5. The pharmaceutical composition according to 1, wherein Ar is a phenyl group (substituted with one —NRiR ² group and may be substituted with one to four C 1-6 alkyl groups). object.

6. The pharmaceutical composition according to 1, wherein Ar is a phenyl group (substituted with one —NRiR ² group).

7. The pharmaceutical composition according to any one of 1 to 6, wherein R ¹ and R ² are the same or different and are each a hydrogen atom, a C 1-6 alkyl group or a C 6-10 aryl group. object.

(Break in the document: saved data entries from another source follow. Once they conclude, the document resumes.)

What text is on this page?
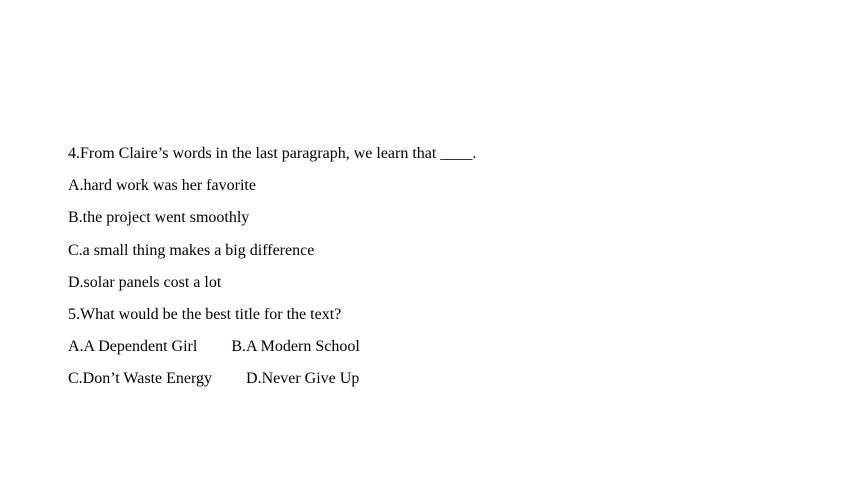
4.From Claire’s words in the last paragraph, we learn that ____.
A.hard work was her favorite
B.the project went smoothly
C.a small thing makes a big difference
D.solar panels cost a lot
5.What would be the best title for the text?
A.A Dependent Girl B.A Modern School
C.Don’t Waste Energy D.Never Give Up
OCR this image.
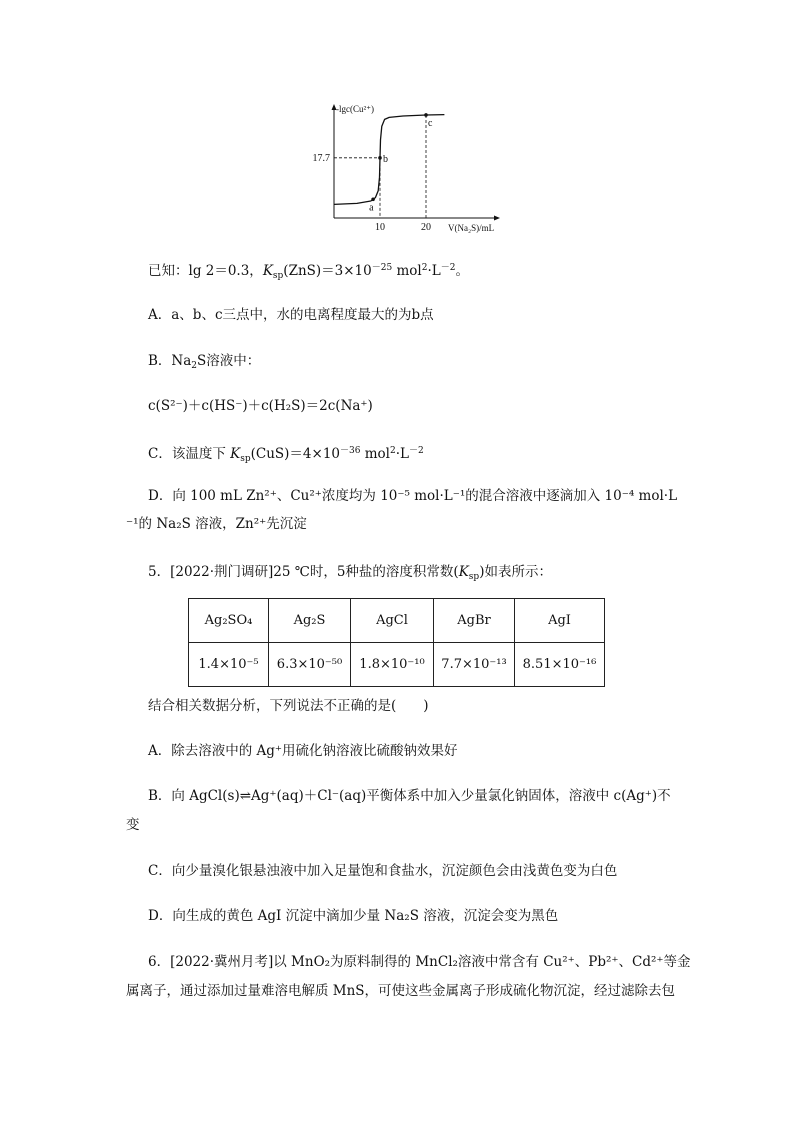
-lgc(Cu²⁺)
V(Na₂S)/mL
10	20
17.7
a
b
c
已知：lg 2＝0.3，$K_{sp}(ZnS)=3\times 10^{-25}$ $mol^2\cdot L^{-2}$。
A．a、b、c三点中，水的电离程度最大的为b点
B．$Na_2S$溶液中：
c(S²⁻)＋c(HS⁻)＋c(H₂S)＝2c(Na⁺)
C．该温度下 $K_{sp}(CuS)=4\times 10^{-36}$ $mol^2\cdot L^{-2}$
D．向 100 mL Zn²⁺、Cu²⁺浓度均为 10⁻⁵ mol·L⁻¹的混合溶液中逐滴加入 10⁻⁴ mol·L
⁻¹的 Na₂S 溶液，Zn²⁺先沉淀
5．[2022·荆门调研]25 ℃时，5种盐的溶度积常数$(K_{sp})$如表所示：
Ag₂SO₄	Ag₂S	AgCl	AgBr	AgI
1.4×10⁻⁵	6.3×10⁻⁵⁰	1.8×10⁻¹⁰	7.7×10⁻¹³	8.51×10⁻¹⁶
结合相关数据分析，下列说法不正确的是(　　)
A．除去溶液中的 Ag⁺用硫化钠溶液比硫酸钠效果好
B．向 AgCl(s)⇌Ag⁺(aq)＋Cl⁻(aq)平衡体系中加入少量氯化钠固体，溶液中 c(Ag⁺)不
变
C．向少量溴化银悬浊液中加入足量饱和食盐水，沉淀颜色会由浅黄色变为白色
D．向生成的黄色 AgI 沉淀中滴加少量 Na₂S 溶液，沉淀会变为黑色
6．[2022·冀州月考]以 MnO₂为原料制得的 MnCl₂溶液中常含有 Cu²⁺、Pb²⁺、Cd²⁺等金
属离子，通过添加过量难溶电解质 MnS，可使这些金属离子形成硫化物沉淀，经过滤除去包
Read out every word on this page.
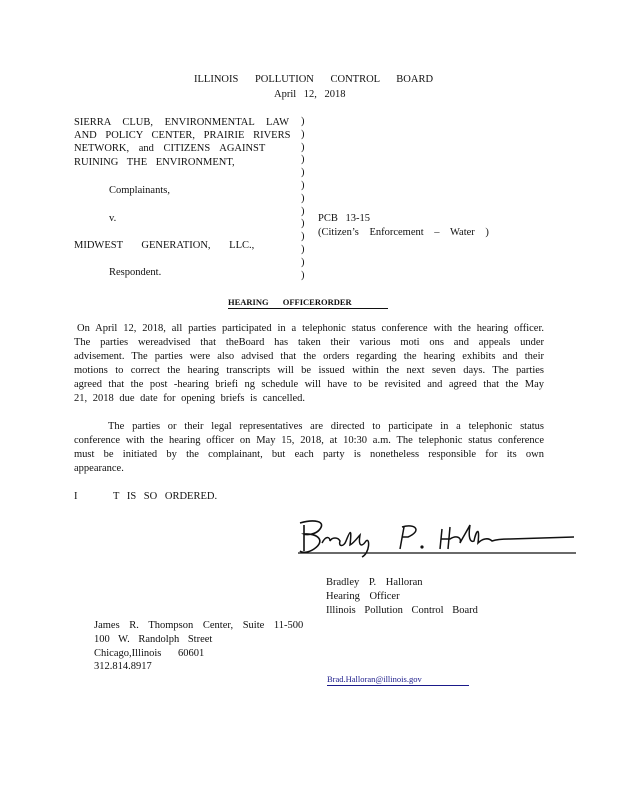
ILLINOIS POLLUTION CONTROL BOARD
April 12, 2018
SIERRA CLUB, ENVIRONMENTAL LAW
AND POLICY CENTER, PRAIRIE RIVERS
NETWORK, and CITIZENS AGAINST
RUINING THE ENVIRONMENT,
Complainants,
v.
MIDWEST GENERATION, LLC.,
Respondent.
)
)
)
)
)
)
)
)
)
)
)
)
)
PCB 13-15
(Citizen’s Enforcement – Water )
HEARING OFFICERORDER
On April 12, 2018, all parties participated in a telephonic status conference with the hearing officer. The parties wereadvised that theBoard has taken their various moti ons and appeals under advisement. The parties were also advised that the orders regarding the hearing exhibits and their motions to correct the hearing transcripts will be issued within the next seven days. The parties agreed that the post -hearing briefi ng schedule will have to be revisited and agreed that the May 21, 2018 due date for opening briefs is cancelled.
The parties or their legal representatives are directed to participate in a telephonic status conference with the hearing officer on May 15, 2018, at 10:30 a.m. The telephonic status conference must be initiated by the complainant, but each party is nonetheless responsible for its own appearance.
I	T IS SO ORDERED.
Bradley P. Halloran
Hearing Officer
Illinois Pollution Control Board
James R. Thompson Center, Suite 11-500
100 W. Randolph Street
Chicago,Illinois 60601
312.814.8917
Brad.Halloran@illinois.gov
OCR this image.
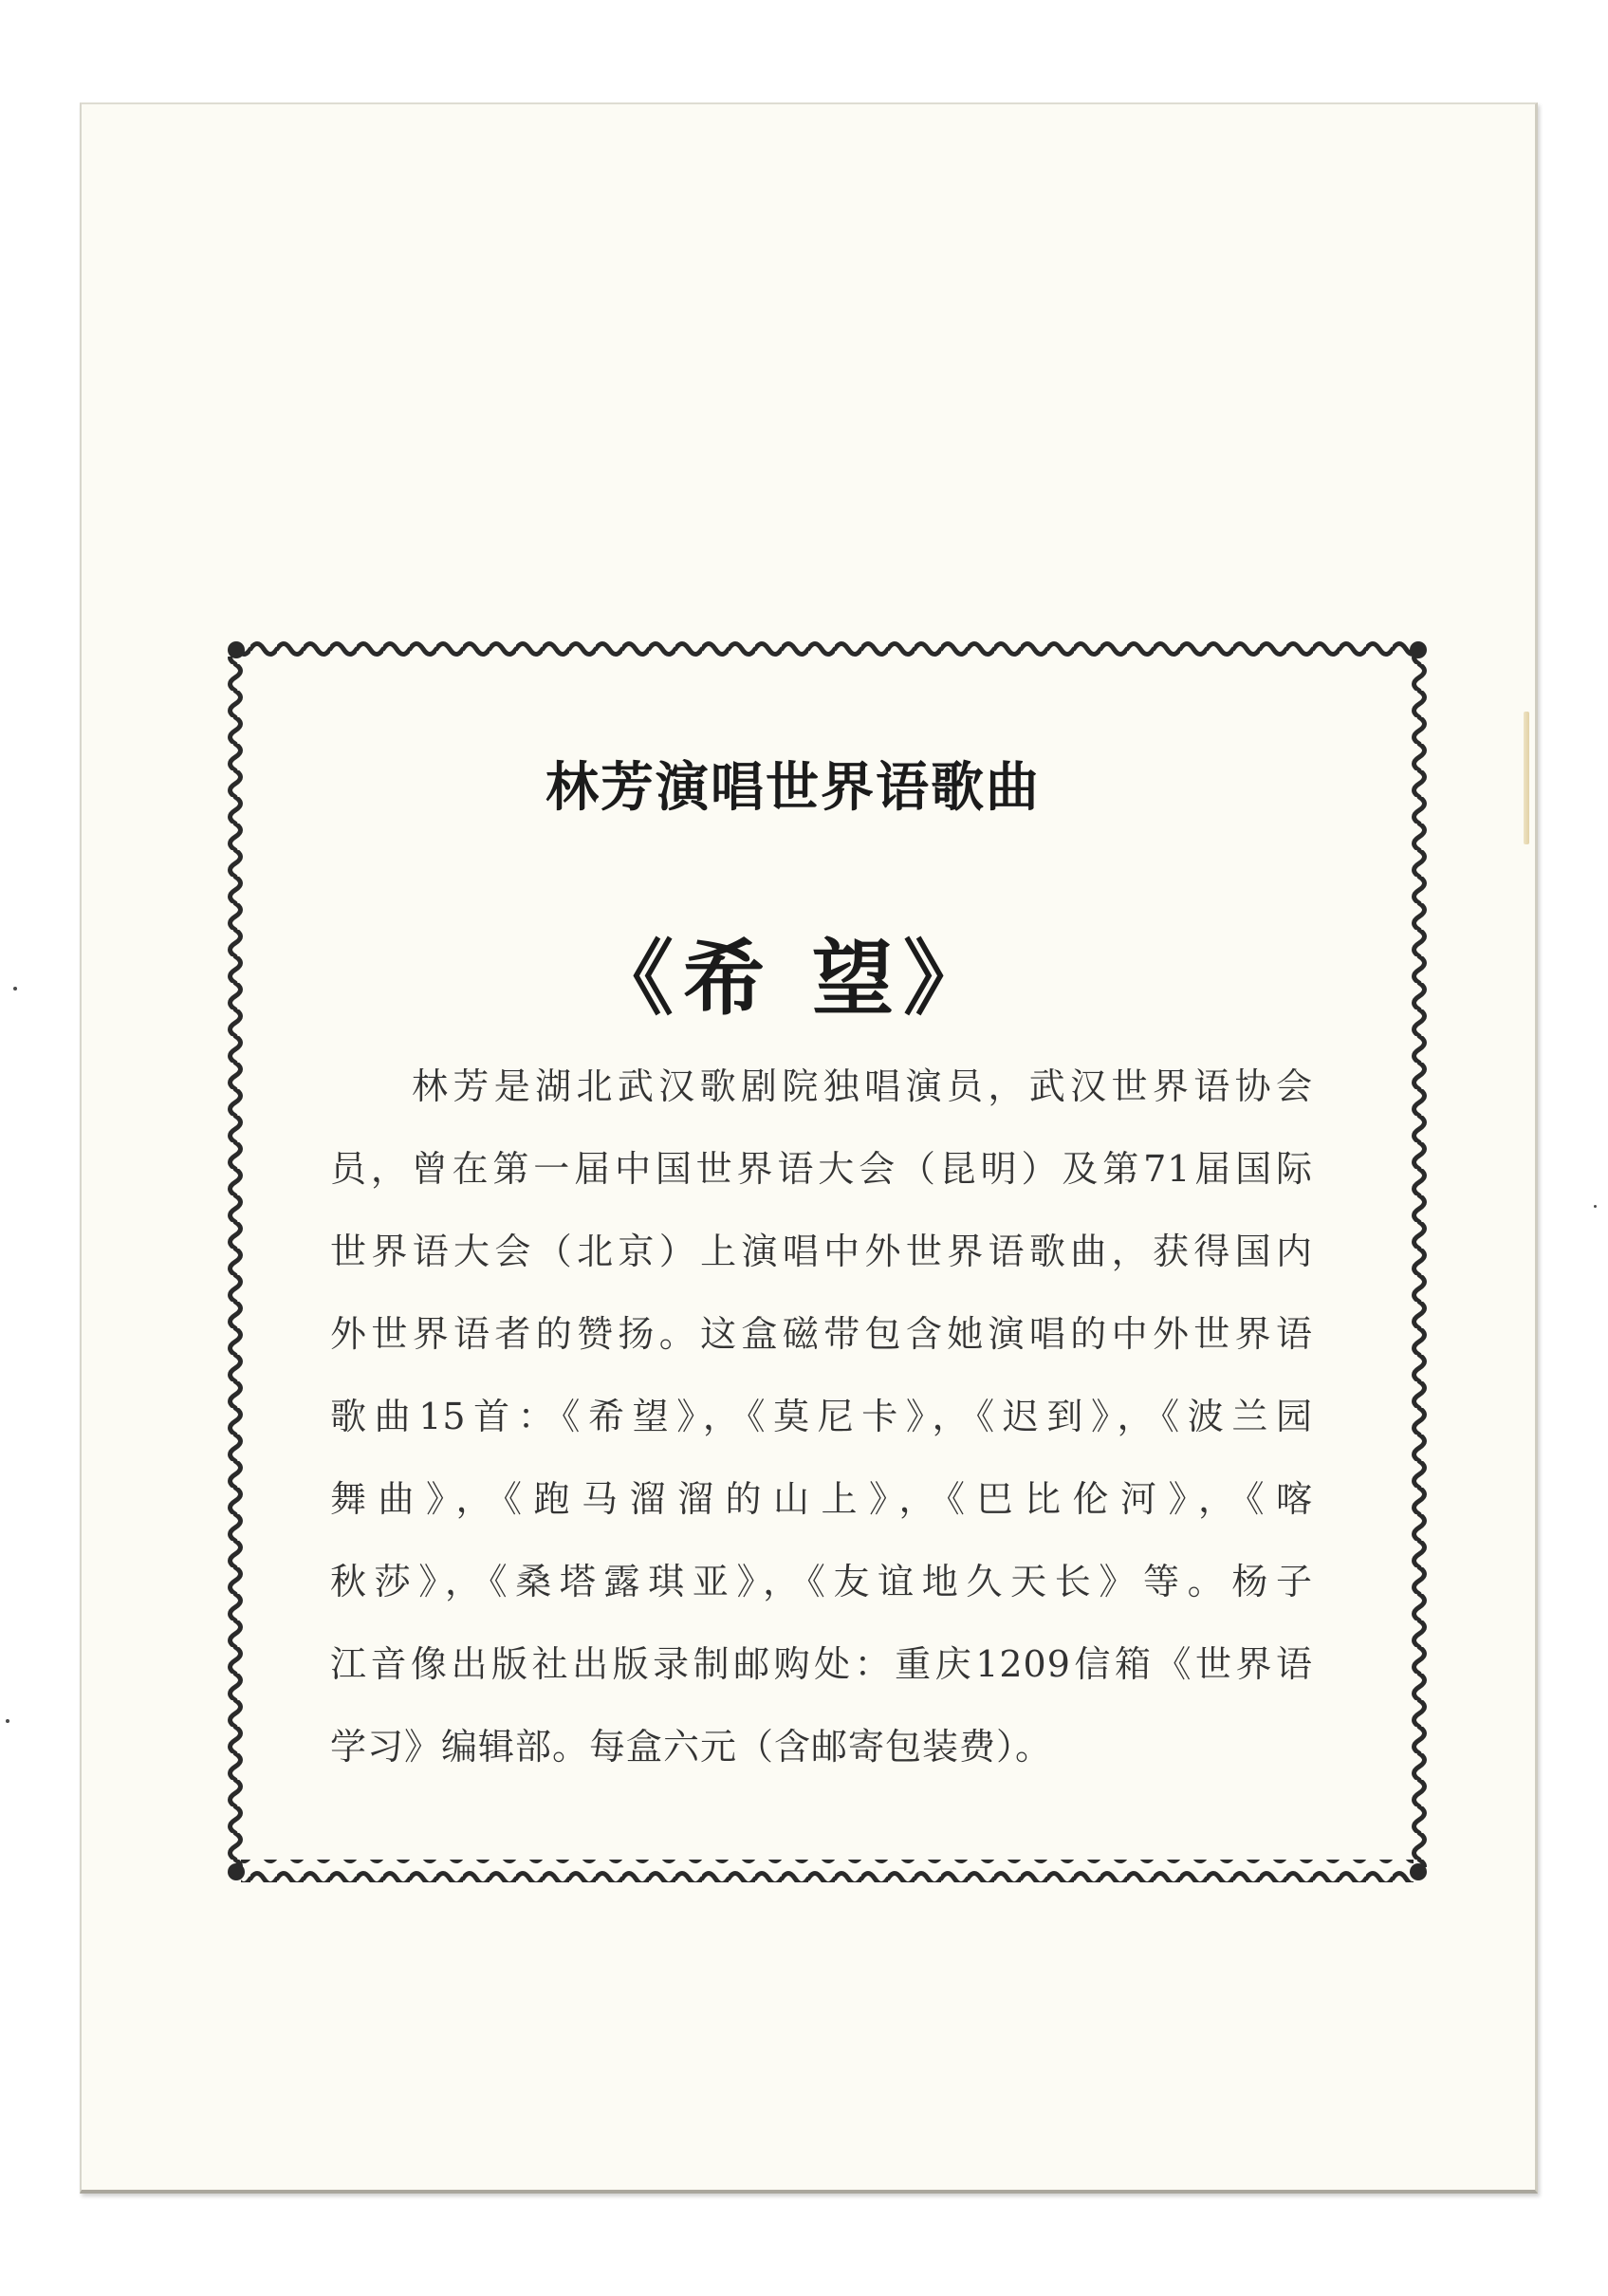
林芳演唱世界语歌曲
《希 望》
林芳是湖北武汉歌剧院独唱演员，武汉世界语协会
员，曾在第一届中国世界语大会（昆明）及第71届国际
世界语大会（北京）上演唱中外世界语歌曲，获得国内
外世界语者的赞扬。这盒磁带包含她演唱的中外世界语
歌曲15首：《希望》，《莫尼卡》，《迟到》，《波兰园
舞曲》，《跑马溜溜的山上》，《巴比伦河》，《喀
秋莎》，《桑塔露琪亚》，《友谊地久天长》等。杨子
江音像出版社出版录制邮购处：重庆1209信箱《世界语
学习》编辑部。每盒六元（含邮寄包装费）。
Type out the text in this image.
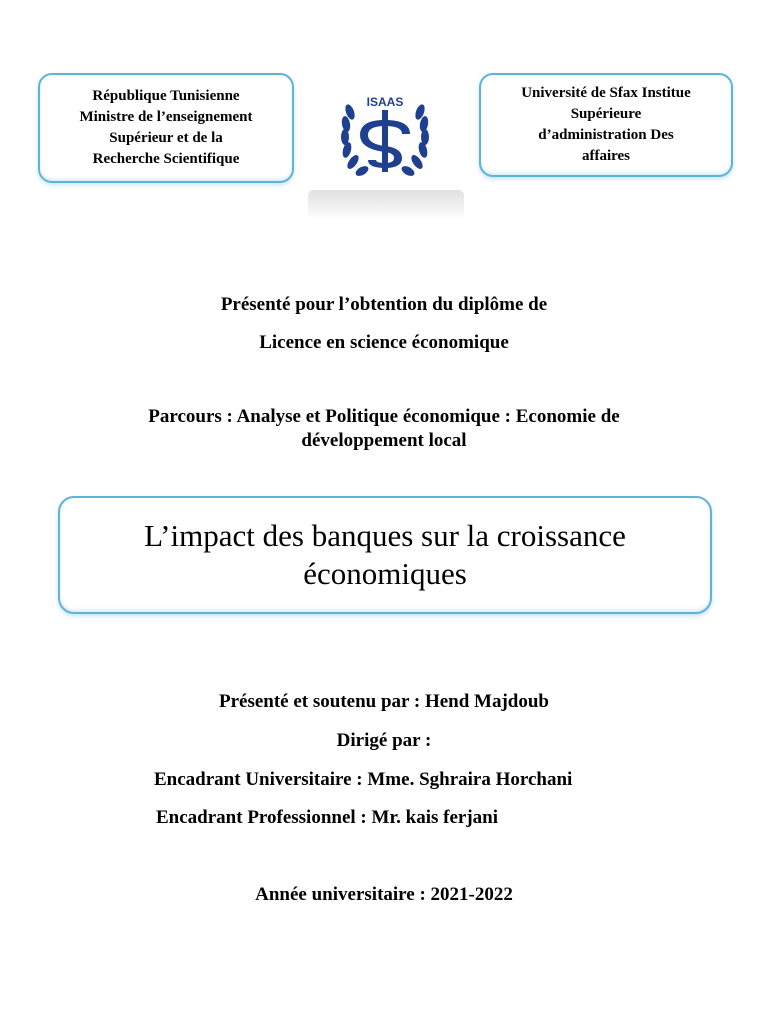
République Tunisienne
Ministre de l’enseignement
Supérieur et de la
Recherche Scientifique
ISAAS
Université de Sfax Institue
Supérieure
d’administration Des
affaires
Présenté pour l’obtention du diplôme de
Licence en science économique
Parcours : Analyse et Politique économique : Economie de
développement local
L’impact des banques sur la croissance
économiques
Présenté et soutenu par : Hend Majdoub
Dirigé par :
Encadrant Universitaire : Mme. Sghraira Horchani
Encadrant Professionnel : Mr. kais ferjani
Année universitaire : 2021-2022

8.1 ¹ and 1 ² are the same or different, is a hydrogen atom or a C 1 one 6 alkyl group, a pharmaceutical composition according to any one selected from 1 to 6.

9. The pharmaceutical composition according to any one of 1 to 6, wherein R ¹ is a C 16 alkyl group and R ² is a hydrogen atom.

 10. The pharmaceutical composition according to any one of 1 to 9, wherein X is an oxygen atom.

 1 1. The pharmaceutical composition according to any one of 1 to 10, wherein 丫 is one group of 〇11.

 12. When the thiazolidinedione compound is

 1-Amino-7- [2-1- (4- (2,4-dioxothiazolidine-1-ylmethyl) phenoxymethyl] -1-methyl-1H-benzimidazole-6-yloxy] na

1-Amino-6- [2_ [4- (2,4-dioxothiazolidine-1-ylmethyl) phenoxymethyl] -1-methyl-1H-Venzoimidazo-1-lu-6-yloxy] na

1-Amino-5- [2— [4— (2,4-Dioxothiazolidine-1-ylmethyl) phenoxymethyl] -1-methyl-1H-Benzoimidazole-6-yloxy] na 3— [2— [4— (2,4-Dioxothiazolidine-1-ylmethyl) phenoxymethyl] —1-methyl-1H-benzimidazole-6-yloxy] aniline,

5- (4- (6- (3-Isopropylamino-1-phenoxy) -1-methyl-1H-benzoimidazole-2-ylmethoxy) -1-benzyl) -thiazolidine-1,2,4-dione or

 5- (4- (6- (4-amino-3,5-dimethylphenoxy) -1-methyl-1-H-benzoimidazo-1-yl-2-ylmethoxy) -benzyl) -thiazolidine-12,4-dione or a mixture thereof 2. The pharmaceutical composition according to claim 1, which is a pharmacologically acceptable salt.

13. The pharmaceutical composition according to any one of 1 to 12, wherein the RXR activating agent is ATRA, 9-cis retinoic acid, LG 100268 or targretin.

 14. The pharmaceutical composition according to any one of 1 to 13, for preventing or treating gastric cancer, lung cancer, or colorectal cancer.